Le projet est porté par l’Etat du Cameroun qui se propose de soutenir les planteurs en 2025 pour avoir 5000 hectares de palmiers.
C’est tout un programme pour accompagner les opérateurs de la filière huile de palme dans la production de graines de noix prégermées. La révélation a été faite par le Premier ministre le 1ᵉʳ décembre 2024, lors de son passage à l’Assemblée nationale pour la présentation du programme économique, financier, social et culturel du gouvernement pour l’année 2025. Joseph Dion Nguté a laissé entendre que le matériel végétal à produire va permettre de régénérer 5000 hectares de plantations dans le pays. Il s’agit notamment de 3500 hectares de plantations villageoises et 1500 hectares de plantations industrielles.

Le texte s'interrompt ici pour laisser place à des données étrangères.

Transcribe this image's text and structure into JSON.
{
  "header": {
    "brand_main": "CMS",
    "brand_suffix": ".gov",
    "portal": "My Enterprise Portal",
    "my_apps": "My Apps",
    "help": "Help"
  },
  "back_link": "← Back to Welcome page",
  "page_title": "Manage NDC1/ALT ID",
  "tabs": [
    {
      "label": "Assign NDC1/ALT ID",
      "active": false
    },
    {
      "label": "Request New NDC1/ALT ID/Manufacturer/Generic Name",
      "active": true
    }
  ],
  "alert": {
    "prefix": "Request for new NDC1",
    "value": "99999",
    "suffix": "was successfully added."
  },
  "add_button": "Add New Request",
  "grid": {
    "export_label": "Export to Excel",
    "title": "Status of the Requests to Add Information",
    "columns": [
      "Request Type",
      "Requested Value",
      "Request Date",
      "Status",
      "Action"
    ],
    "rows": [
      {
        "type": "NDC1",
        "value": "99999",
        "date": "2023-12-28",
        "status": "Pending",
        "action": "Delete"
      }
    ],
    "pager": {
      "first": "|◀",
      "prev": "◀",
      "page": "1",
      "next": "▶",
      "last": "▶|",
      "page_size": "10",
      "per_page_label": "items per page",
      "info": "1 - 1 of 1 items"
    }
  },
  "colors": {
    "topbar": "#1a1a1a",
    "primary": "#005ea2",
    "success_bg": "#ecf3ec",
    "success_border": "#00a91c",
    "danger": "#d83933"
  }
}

Dans les prévisions faites, une certitude se dégage. L’on a est certain que l’entrée en production de ces plantations va induire l’augmentation de la production d’huile de palme dans le pays au cours des prochaines années. Ce qui ne va pas résorber le déficit de production d’huile de palme enregistré au Cameroun depuis plusieurs années en raison du développement des industries de raffinage qui a engendré une grande demande avec à ses côtés, la démographie galopante. Pour experts « plus le nombre des populations et les unités de raffinage augment, plus la demande va être forte et le déficit va demeurer intacte », explique Georges Ndando, producteur.

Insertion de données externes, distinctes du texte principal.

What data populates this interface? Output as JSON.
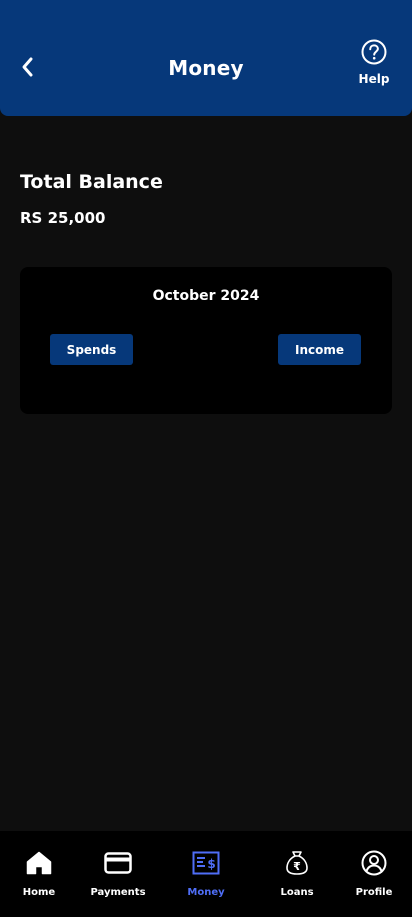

En suivant les données fournies par l’Association des raffineurs des oléagineux du Cameroun (Asroc), il ressort qu’en 2022, « le déficit structurel annuel, calculé sur la base d’un fonctionnement à 50 % des capacités des unités de transformation, est estimé à 160 000 tonnes, après avoir oscillé entre 90 000 et 100 000 tonnes pendant des années ».
Pour ces raffineurs encore, « le déficit réel est, quant à lui, estimé à plus de 500 000 tonnes chaque année. Ce qui impose au Cameroun des importations de plus en plus importantes chaque année. Entre 2017 et 2023, par exemple, le Cameroun a importé à partir des autres pays africains 409 000 tonnes d’huile de palme pour une valeur de 280,4 milliards Fcfa », les données confirmées dans le rapport de l’Institut national de la statistique (Ins) sur le commerce extérieur.